I’m just back from a weekend at Champneys. I’m not sure why I cringe a little when I write that. Champneys is my (now not so) secret indulgence. Every few years when it feels like I’m at another junction, it has become the place that I go to escape. On my own. I am more used to avoiding me-time than craving it.
For the last three days I have alternated between gym and sun-lounger, tiring myself out equally with sun and exercise. It is nice to let my brain switch onto a different track for a bit. To move from thinking thinking thinking to the distinctly different states of doing or not-doing.
In between the doing and not-doing, I have been wondering about happiness. Again. I know it is a much sought after thing and I also know that when it becomes a search, the effort is often futile.
I read a précis of ‘The Writing Life’ on Brainpicker a while back. Author Annie Dillard is quoted: “How we spend our days is, of course, how we spend our lives.” It is one of those lines that I have absorbed, without really noticing, until it bubbles to the surface again. I know, of course, that a life spent doing nice things doesn’t guarantee happiness or even equal a recipe for it and yet –
It hit me in the Sunday morning zumba class that perhaps it’s not all that complicated. Perhaps the route to happiness isn’t found in deep meaning or introspection but in 45 minutes spent dancing to tunes that demand dancing. That maybe it’s as simple as working out what you like doing and doing it. Happiness isn’t, after all, this big mystery but just a morning spent lying in the sun.
Is that shallow?
At the end of Popova’s review she again quotes Dillard with: “There is no shortage of good days. It is good lives that are hard to come by. A life of good days lived in the senses is not enough.”
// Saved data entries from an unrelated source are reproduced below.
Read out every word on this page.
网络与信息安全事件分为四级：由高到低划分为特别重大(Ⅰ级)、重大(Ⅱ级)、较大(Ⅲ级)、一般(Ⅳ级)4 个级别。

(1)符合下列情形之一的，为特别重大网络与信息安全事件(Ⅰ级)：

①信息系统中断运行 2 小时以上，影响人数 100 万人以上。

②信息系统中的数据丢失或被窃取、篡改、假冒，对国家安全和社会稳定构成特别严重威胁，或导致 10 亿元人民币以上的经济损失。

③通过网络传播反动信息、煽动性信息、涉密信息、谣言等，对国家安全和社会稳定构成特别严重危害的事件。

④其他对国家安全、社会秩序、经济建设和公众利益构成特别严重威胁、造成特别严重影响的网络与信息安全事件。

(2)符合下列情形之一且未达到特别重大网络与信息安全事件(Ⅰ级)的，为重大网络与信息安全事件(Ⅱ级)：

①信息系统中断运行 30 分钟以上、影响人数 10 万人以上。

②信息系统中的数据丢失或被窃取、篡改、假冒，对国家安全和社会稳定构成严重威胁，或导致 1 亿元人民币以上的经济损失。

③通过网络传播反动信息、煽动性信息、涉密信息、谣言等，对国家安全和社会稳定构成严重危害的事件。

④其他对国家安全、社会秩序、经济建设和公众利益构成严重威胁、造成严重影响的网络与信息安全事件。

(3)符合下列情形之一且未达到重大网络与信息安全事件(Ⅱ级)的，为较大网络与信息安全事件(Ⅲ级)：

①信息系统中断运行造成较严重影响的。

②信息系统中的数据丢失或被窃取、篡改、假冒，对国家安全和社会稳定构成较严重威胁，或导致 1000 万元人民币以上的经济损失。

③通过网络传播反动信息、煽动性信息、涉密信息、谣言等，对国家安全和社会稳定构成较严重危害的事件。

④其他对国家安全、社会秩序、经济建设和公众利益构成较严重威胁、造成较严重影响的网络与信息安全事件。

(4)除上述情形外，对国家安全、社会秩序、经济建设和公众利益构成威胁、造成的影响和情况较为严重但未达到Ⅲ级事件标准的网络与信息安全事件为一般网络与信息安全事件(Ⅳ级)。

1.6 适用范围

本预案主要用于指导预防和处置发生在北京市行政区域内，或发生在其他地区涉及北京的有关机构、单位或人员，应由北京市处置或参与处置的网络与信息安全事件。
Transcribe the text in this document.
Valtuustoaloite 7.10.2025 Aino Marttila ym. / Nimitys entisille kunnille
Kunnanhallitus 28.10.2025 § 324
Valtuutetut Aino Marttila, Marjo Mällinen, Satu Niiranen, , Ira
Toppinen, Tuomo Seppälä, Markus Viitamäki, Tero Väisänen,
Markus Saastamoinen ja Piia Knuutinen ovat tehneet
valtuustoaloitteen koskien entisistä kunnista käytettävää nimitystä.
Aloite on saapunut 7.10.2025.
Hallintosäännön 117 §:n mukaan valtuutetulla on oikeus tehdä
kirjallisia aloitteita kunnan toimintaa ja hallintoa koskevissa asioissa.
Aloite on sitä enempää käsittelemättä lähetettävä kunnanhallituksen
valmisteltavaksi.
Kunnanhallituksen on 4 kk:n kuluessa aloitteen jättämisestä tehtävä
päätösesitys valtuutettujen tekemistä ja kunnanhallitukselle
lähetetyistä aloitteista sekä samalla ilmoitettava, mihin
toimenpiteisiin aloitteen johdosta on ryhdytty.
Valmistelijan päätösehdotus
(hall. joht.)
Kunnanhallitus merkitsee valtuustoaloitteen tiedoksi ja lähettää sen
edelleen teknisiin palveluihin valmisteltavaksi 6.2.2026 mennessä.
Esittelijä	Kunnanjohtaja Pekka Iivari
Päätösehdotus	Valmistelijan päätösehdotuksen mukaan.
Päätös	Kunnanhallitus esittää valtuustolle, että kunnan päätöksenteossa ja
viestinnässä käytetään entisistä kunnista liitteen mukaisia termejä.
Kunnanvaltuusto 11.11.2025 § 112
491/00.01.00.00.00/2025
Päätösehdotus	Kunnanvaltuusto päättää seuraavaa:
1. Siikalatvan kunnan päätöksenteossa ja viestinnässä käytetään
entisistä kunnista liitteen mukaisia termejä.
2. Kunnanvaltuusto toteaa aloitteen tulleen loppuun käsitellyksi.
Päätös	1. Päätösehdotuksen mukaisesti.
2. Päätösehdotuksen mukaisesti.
I wonder how that’s achieved. Dillard is looking specifically at a writer’s life and I realise that writing and zumba are poles apart but –
I do not think that doing the things you like doing is a bad strategy, at least in the short run. It seems far better than this endless soul-searching. I know that a life built on things is likely to tumble down or leave you hungry….but there’s something about being in the moment – and finding that special feeling in every moment – which I seem to be overlooking.